Linus Torvalds wrote:
> Anyway, I think your patch is good if for no other reason that it
> allows this kind of testing, but at least for my machine, clearly the
> current default of eight threads is actually "good enough". Maybe
> somebody with a very different machine might want to run the above
> script and see if how sensitive other machines are to this parameter..
I have four cores with HT, so I expect similar gains from CPU
parallelism (in the hot-cache case). And the test results meet this
expectation:
1 real 0m1.287s
2 real 0m0.635s
4 real 0m0.460s
8 real 0m0.413s
16 real 0m0.443s
32 real 0m0.715s
I have a rotating hard disk, and expect the IO parallelism (cold-cache
case) benefits to peak at a larger number of threads (than in your SSD
case). These are the test results:
1 real 0m28.566s
4 real 0m20.361s
8 real 0m16.990s
16 real 0m15.278s
32 real 0m13.710s
64 real 0m12.405s
128 real 0m11.913s
256 real 0m11.759s
512 real 0m12.022s
It looks like 128~256 threads is the sweet spot.
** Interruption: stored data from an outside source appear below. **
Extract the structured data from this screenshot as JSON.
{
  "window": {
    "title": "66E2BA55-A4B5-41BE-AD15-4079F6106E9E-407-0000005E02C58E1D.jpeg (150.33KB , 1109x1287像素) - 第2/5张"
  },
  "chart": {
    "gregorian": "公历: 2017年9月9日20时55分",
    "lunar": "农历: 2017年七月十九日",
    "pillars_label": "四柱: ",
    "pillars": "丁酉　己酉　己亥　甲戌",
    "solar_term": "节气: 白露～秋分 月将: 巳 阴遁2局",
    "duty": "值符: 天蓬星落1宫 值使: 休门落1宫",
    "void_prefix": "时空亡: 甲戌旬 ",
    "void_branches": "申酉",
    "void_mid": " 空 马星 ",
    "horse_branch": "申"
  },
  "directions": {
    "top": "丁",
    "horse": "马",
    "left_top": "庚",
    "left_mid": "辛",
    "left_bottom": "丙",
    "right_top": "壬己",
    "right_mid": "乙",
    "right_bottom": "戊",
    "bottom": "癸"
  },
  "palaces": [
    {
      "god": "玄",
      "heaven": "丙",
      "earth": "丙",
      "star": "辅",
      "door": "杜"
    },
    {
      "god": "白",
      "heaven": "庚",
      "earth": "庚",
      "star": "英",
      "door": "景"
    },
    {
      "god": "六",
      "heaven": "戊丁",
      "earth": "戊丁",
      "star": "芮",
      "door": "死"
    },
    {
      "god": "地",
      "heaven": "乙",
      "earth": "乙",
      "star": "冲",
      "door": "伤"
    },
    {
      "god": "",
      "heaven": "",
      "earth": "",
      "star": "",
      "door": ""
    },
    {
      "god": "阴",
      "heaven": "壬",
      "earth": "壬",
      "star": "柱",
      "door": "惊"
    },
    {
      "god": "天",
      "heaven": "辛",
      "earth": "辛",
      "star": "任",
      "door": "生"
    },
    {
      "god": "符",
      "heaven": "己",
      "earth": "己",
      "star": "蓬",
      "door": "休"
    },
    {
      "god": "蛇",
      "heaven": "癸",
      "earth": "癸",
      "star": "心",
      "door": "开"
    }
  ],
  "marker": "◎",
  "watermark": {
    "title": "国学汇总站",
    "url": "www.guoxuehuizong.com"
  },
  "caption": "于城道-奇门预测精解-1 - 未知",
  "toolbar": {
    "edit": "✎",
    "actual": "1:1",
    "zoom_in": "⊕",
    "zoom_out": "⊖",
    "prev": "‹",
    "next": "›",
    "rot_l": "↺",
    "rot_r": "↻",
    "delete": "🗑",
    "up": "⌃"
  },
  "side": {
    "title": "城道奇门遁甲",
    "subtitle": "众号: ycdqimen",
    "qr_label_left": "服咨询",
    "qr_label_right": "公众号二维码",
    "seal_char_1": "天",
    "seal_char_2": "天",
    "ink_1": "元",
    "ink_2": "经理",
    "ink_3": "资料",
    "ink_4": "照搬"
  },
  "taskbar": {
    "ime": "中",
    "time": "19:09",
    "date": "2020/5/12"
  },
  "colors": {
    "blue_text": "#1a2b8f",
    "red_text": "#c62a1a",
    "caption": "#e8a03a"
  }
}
It's impossible for git to determine if the cache is hot or cold,
correct? Cold cache is a very rare case, and I'm not sure how we can
optimize specifically for that case. So, I'm not sure how we can
improve grep.
On a related note, one place that IO parallelism can provide massive
benefits is in executing shell scripts. Accordingly, I always use the
following commands to compile and test git respectively:
make -j 8 CFLAGS="-g -O0 -Wall"
make -j 8 DEFAULT_TEST_TARGET=prove GIT_PROVE_OPTS="-j 16" test
i.e. always use 8 threads when the task is known to be CPU intensive,
and always use 16 threads when the task is known to be IO intensive.